Pros
Salesforce is a hugely successful company hiring 19K people from 2018-2020. Visionary CEO Marc Benioff, created an idealistic culture where employees are paid to volunteer 50 hours a year, and the company matches their charitable donations up to $10K a year. At the company's San Francisco headquarters, employees have daily access to the best view on the West Coast, the 61st floor of Salesforce Tower. The workforce is generally smart, professional, and ethical. There are plenty of resources. Managers are on the whole receptive to new projects.
Cons
Because Salesforce is growing so fast – doubling its workforce and revenue over two years – many things get lost in the shuffle. Some teams have crushing workloads, while others are virtually forgotten. The prevailing infrastructure of the company is a parochial network of vice presidents operating independently. This leads to disconnection, and occasionally chaos. Teams duplicate work, work in contradictory directions, and compete pointlessly. Territoriality for budget and resources is rampant. There are no centralized checks and balances. If you have a bad or unethical warlord, you may be asked to do things that are counterproductive or even hurtful. The patchwork of fiefdoms across the company is so disconnected that many teams are unaware of similar teams within the company. Efforts to organize or connect strategies are met with resistance and sometimes hostility.
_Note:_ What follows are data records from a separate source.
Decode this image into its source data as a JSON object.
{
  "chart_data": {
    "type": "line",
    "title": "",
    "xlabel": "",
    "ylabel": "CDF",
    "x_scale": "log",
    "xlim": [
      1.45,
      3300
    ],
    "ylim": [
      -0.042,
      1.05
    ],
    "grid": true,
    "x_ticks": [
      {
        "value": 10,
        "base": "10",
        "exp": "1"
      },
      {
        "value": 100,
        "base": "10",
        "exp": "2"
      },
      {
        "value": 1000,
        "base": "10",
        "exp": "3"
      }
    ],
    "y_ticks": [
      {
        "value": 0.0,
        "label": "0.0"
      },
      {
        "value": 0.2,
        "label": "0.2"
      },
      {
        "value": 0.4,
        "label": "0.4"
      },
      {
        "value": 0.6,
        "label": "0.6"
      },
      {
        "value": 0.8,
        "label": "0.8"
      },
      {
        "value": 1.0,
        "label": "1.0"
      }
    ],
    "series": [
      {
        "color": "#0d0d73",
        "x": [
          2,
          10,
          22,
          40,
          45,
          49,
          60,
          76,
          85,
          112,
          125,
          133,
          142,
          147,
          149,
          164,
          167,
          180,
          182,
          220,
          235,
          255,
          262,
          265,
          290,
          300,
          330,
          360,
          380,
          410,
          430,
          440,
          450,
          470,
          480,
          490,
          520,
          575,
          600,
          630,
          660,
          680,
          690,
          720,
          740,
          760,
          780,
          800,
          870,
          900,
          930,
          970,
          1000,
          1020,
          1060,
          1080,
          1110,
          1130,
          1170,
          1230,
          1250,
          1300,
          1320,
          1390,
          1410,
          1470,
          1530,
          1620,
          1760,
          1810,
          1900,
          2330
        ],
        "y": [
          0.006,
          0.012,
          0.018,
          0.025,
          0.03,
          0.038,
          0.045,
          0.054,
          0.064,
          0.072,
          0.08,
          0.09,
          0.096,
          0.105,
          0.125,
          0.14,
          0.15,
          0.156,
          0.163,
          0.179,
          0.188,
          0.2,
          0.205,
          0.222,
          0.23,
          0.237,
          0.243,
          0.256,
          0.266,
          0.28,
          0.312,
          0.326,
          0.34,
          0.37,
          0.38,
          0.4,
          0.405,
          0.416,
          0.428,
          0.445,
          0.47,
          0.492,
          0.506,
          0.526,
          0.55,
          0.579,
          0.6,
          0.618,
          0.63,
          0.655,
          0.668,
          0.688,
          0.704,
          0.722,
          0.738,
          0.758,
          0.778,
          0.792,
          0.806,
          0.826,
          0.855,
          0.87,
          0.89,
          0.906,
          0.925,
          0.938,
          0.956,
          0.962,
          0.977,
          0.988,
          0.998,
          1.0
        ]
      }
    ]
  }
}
A chief strategy officer with a team of connected project managers could address this, but many VPs don't want accountability. The result is work that doesn't rise above mediocrity. Salesforce is a great company comprised of dozens of mediocre companies. Those mediocre companies don't want to connect and be great because their leaders don't want to lose status. Once you see that you can't unsee it. Many workers grow cynical as a result. The famed "Ohana" (Hawaiian for family) doesn't penetrate the 300-yard stare of hardened coworkers who don't say hello in elevators.